O SHARE é um dos maiores projetos europeus na área das Ciências Sociais. A sua importância científica reside no seu caráter longitudinal, multidisciplinar e comparativo. O carater longitudinal permite apreender a dinâmica do processo de envelhecimento; já a dimensão multidisciplinar fornece uma perspetiva global deste processo enquanto que procedimentos rigorosos ao nível da conceção e implementação do projeto, asseguram a harmonização dos resultados dos diversos países. O SHARE disponibiliza à comunidade científica, de forma gratuita, dados sobre a saúde, o estatuto socioeconómico e as redes familiares e sociais de mais de 140 mil indivíduos, com 50 anos ou mais, residentes em 27 países europeus (+ Israel). Permite, ainda, comparações com projetos similares que o precederam nos EUA e no Reino Unido e com projetos que ajudou a criar e/ou desenvolver no Japão, China, Brasil, México, Tailândia, etc. A coordenação nacional de um projeto desta dimensão e nível de exigência é uma tarefa árdua mas também muito gratificante. A equipa SHARE-Portugal, além de assegurar, desde 2010, a qualidade da informação recolhida no âmbito do projeto, tem produzido inúmeros estudos que permitem a definição de políticas alicerçadas num conhecimento profundo da realidade. De referir que, atualmente, a equipa está a trabalhar sobre a forma como as pessoas mais velhas foram afetadas e estão a lidar com o impacto socioeconómico e na saúde da COVID-19. Os dados recolhidos em maio e junho de 2020 e novos dados que contamos recolher dentro de alguns meses vão permitir avaliar a forma como os sistemas de saúde e sociais responderam à pandemia nos diversos países e quais as lições que devem ser tiradas para o futuro.

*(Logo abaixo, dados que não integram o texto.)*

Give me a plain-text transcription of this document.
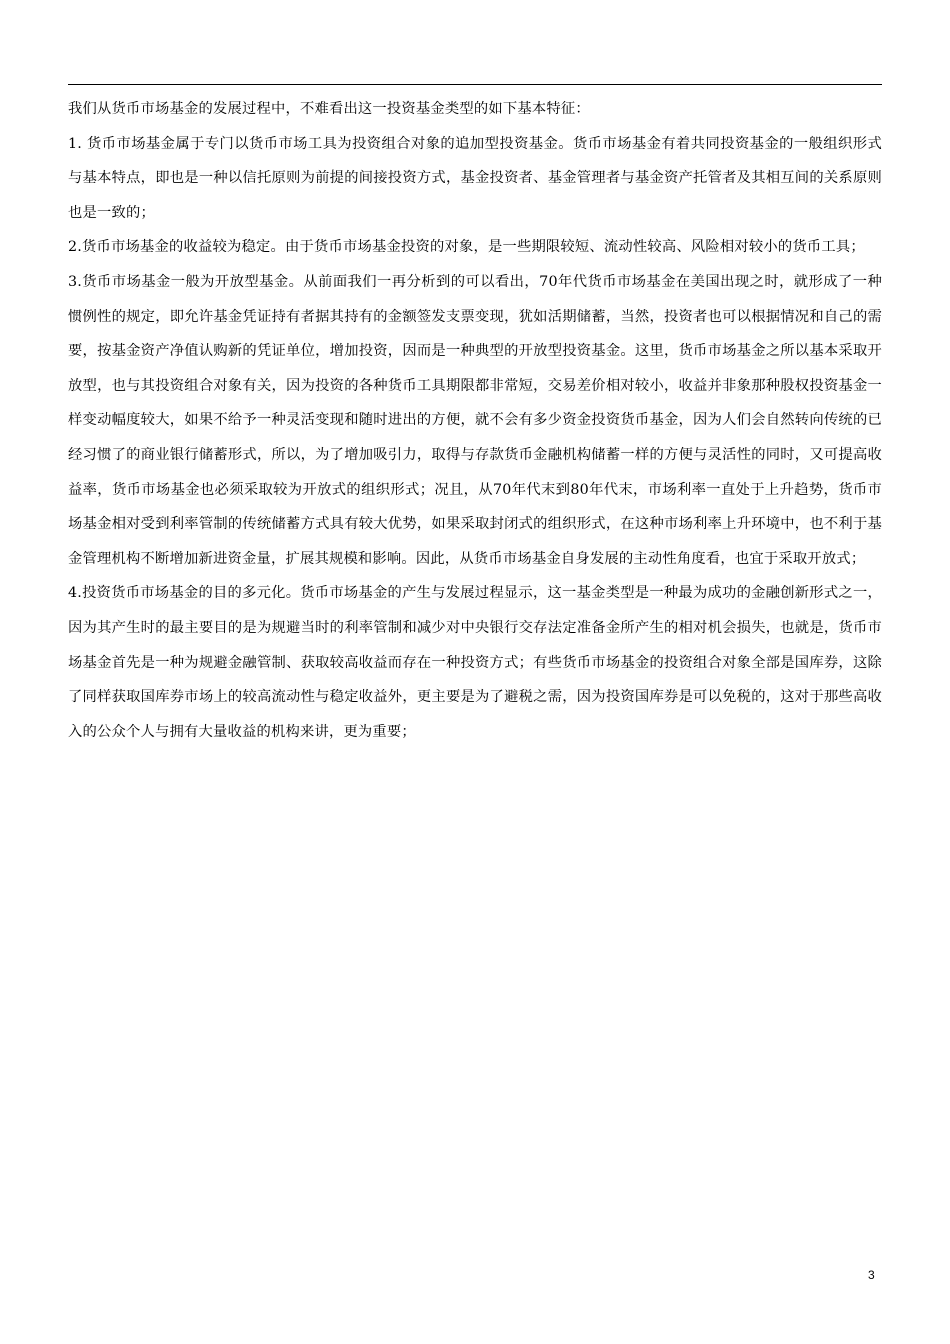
我们从货币市场基金的发展过程中，不难看出这一投资基金类型的如下基本特征：

1. 货币市场基金属于专门以货币市场工具为投资组合对象的追加型投资基金。货币市场基金有着共同投资基金的一般组织形式与基本特点，即也是一种以信托原则为前提的间接投资方式，基金投资者、基金管理者与基金资产托管者及其相互间的关系原则也是一致的；

2.货币市场基金的收益较为稳定。由于货币市场基金投资的对象，是一些期限较短、流动性较高、风险相对较小的货币工具；

3.货币市场基金一般为开放型基金。从前面我们一再分析到的可以看出，70年代货币市场基金在美国出现之时，就形成了一种惯例性的规定，即允许基金凭证持有者据其持有的金额签发支票变现，犹如活期储蓄，当然，投资者也可以根据情况和自己的需要，按基金资产净值认购新的凭证单位，增加投资，因而是一种典型的开放型投资基金。这里，货币市场基金之所以基本采取开放型，也与其投资组合对象有关，因为投资的各种货币工具期限都非常短，交易差价相对较小，收益并非象那种股权投资基金一样变动幅度较大，如果不给予一种灵活变现和随时进出的方便，就不会有多少资金投资货币基金，因为人们会自然转向传统的已经习惯了的商业银行储蓄形式，所以，为了增加吸引力，取得与存款货币金融机构储蓄一样的方便与灵活性的同时，又可提高收益率，货币市场基金也必须采取较为开放式的组织形式；况且，从70年代末到80年代末，市场利率一直处于上升趋势，货币市场基金相对受到利率管制的传统储蓄方式具有较大优势，如果采取封闭式的组织形式，在这种市场利率上升环境中，也不利于基金管理机构不断增加新进资金量，扩展其规模和影响。因此，从货币市场基金自身发展的主动性角度看，也宜于采取开放式；

4.投资货币市场基金的目的多元化。货币市场基金的产生与发展过程显示，这一基金类型是一种最为成功的金融创新形式之一，因为其产生时的最主要目的是为规避当时的利率管制和减少对中央银行交存法定准备金所产生的相对机会损失，也就是，货币市场基金首先是一种为规避金融管制、获取较高收益而存在一种投资方式；有些货币市场基金的投资组合对象全部是国库券，这除了同样获取国库券市场上的较高流动性与稳定收益外，更主要是为了避税之需，因为投资国库券是可以免税的，这对于那些高收入的公众个人与拥有大量收益的机构来讲，更为重要；

3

A academia e as organizações não-governamentais deviam trabalhar mais em parceria ou considera haver já uma boa colaboração?

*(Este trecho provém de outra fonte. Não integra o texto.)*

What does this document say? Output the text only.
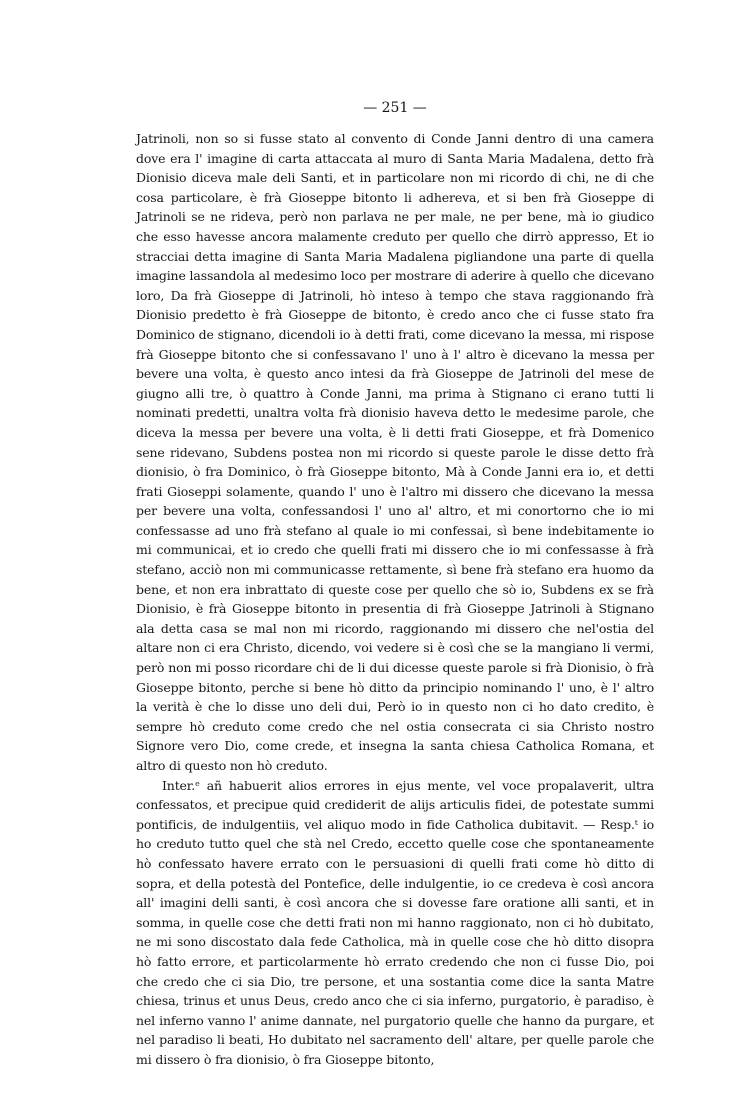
— 251 —

Jatrinoli, non so si fusse stato al convento di Conde Janni dentro di una camera dove era l' imagine di carta attaccata al muro di Santa Maria Madalena, detto frà Dionisio diceva male deli Santi, et in particolare non mi ricordo di chi, ne di che cosa particolare, è frà Gioseppe bitonto li adhereva, et si ben frà Gioseppe di Jatrinoli se ne rideva, però non parlava ne per male, ne per bene, mà io giudico che esso havesse ancora malamente creduto per quello che dirrò appresso, Et io stracciai detta imagine di Santa Maria Madalena pigliandone una parte di quella imagine lassandola al medesimo loco per mostrare di aderire à quello che dicevano loro, Da frà Gioseppe di Jatrinoli, hò inteso à tempo che stava raggionando frà Dionisio predetto è frà Gioseppe de bitonto, è credo anco che ci fusse stato fra Dominico de stignano, dicendoli io à detti frati, come dicevano la messa, mi rispose frà Gioseppe bitonto che si confessavano l' uno à l' altro è dicevano la messa per bevere una volta, è questo anco intesi da frà Gioseppe de Jatrinoli del mese de giugno alli tre, ò quattro à Conde Janni, ma prima à Stignano ci erano tutti li nominati predetti, unaltra volta frà dionisio haveva detto le medesime parole, che diceva la messa per bevere una volta, è li detti frati Gioseppe, et frà Domenico sene ridevano, Subdens postea non mi ricordo si queste parole le disse detto frà dionisio, ò fra Dominico, ò frà Gioseppe bitonto, Mà à Conde Janni era io, et detti frati Gioseppi solamente, quando l' uno è l'altro mi dissero che dicevano la messa per bevere una volta, confessandosi l' uno al' altro, et mi conortorno che io mi confessasse ad uno frà stefano al quale io mi confessai, sì bene indebitamente io mi communicai, et io credo che quelli frati mi dissero che io mi confessasse à frà stefano, acciò non mi communicasse rettamente, sì bene frà stefano era huomo da bene, et non era inbrattato di queste cose per quello che sò io, Subdens ex se frà Dionisio, è frà Gioseppe bitonto in presentia di frà Gioseppe Jatrinoli à Stignano ala detta casa se mal non mi ricordo, raggionando mi dissero che nel'ostia del altare non ci era Christo, dicendo, voi vedere si è così che se la mangiano li vermi, però non mi posso ricordare chi de li dui dicesse queste parole si frà Dionisio, ò frà Gioseppe bitonto, perche si bene hò ditto da principio nominando l' uno, è l' altro la verità è che lo disse uno deli dui, Però io in questo non ci ho dato credito, è sempre hò creduto come credo che nel ostia consecrata ci sia Christo nostro Signore vero Dio, come crede, et insegna la santa chiesa Catholica Romana, et altro di questo non hò creduto.

Inter.ᵉ añ habuerit alios errores in ejus mente, vel voce propalaverit, ultra confessatos, et precipue quid crediderit de alijs articulis fidei, de potestate summi pontificis, de indulgentiis, vel aliquo modo in fide Catholica dubitavit. — Resp.ᵗ io ho creduto tutto quel che stà nel Credo, eccetto quelle cose che spontaneamente hò confessato havere errato con le persuasioni di quelli frati come hò ditto di sopra, et della potestà del Pontefice, delle indulgentie, io ce credeva è così ancora all' imagini delli santi, è così ancora che si dovesse fare oratione alli santi, et in somma, in quelle cose che detti frati non mi hanno raggionato, non ci hò dubitato, ne mi sono discostato dala fede Catholica, mà in quelle cose che hò ditto disopra hò fatto errore, et particolarmente hò errato credendo che non ci fusse Dio, poi che credo che ci sia Dio, tre persone, et una sostantia come dice la santa Matre chiesa, trinus et unus Deus, credo anco che ci sia inferno, purgatorio, è paradiso, è nel inferno vanno l' anime dannate, nel purgatorio quelle che hanno da purgare, et nel paradiso li beati, Ho dubitato nel sacramento dell' altare, per quelle parole che mi dissero ò fra dionisio, ò fra Gioseppe bitonto,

Considero que existe grande vontade de colaboração e alguma cooperação efetiva entre a academia e as organizações não-governamentais mas que é possível e desejável estreitar estas parcerias.
A academia deve assegurar a formação de recursos humanos capazes de responder aos novos desafios sociais e produzir conhecimento relevante para as organizações não-governamentais, nomeadamente. Estas organizações precisam de encarar o processo de formação dos seus colaboradores como um processo contínuo e indispensável à eficiência da intervenção social e de poder contar com a academia para atingir este objetivo. Precisam também de, em colaboração com a academia, se envolverem mais na produção e comunicação de conhecimento capaz de nortear políticas que contribuam para o bem-estar dos grupos de população mais vulneráveis.
Recebeu o prémio “Mérito de Docência”, pela Universidade do Minho, em 2008. O que mais a atrai na docência e como tem sido lecionar na atual conjuntura pandémica?
Atrai-me o papel de facilitadora no processo de aprendizagem dos estudantes. No desempenho deste papel procuro criar condições para o pensamento crítico dos estudantes e assegurar a articulação de saberes, alicerçados no conhecimento científico, dos diversos intervenientes no processo de ensino/aprendizagem.
Lecionar na atual conjuntura pandémica tem sido um desafio extremamente interessante. A complementaridade de um processo de ensino/aprendizagem presencial e à distância permite obter resultados que são difíceis de atingir num processo unicamente presencial ou exclusivamente à distância. Os meios tecnológicos disponíveis facilitam, por exemplo, o trabalho colaborativo entre estudantes e permitem que os momentos de contacto entre o docente e os estudantes sejam oportunidades para esclarecer dúvidas e definir o trabalho a realizar. O modelo de ensino tradicional que entende o docente como o detentor do saber e os estudantes como aqueles que nada sabem, é um modelo totalmente ultrapassado e o atual contexto veio precipitar avanços importantes num novo processo de ensino/aprendizagem que valoriza e cria condições para que os estudantes assumam um papel muito ativo neste processo.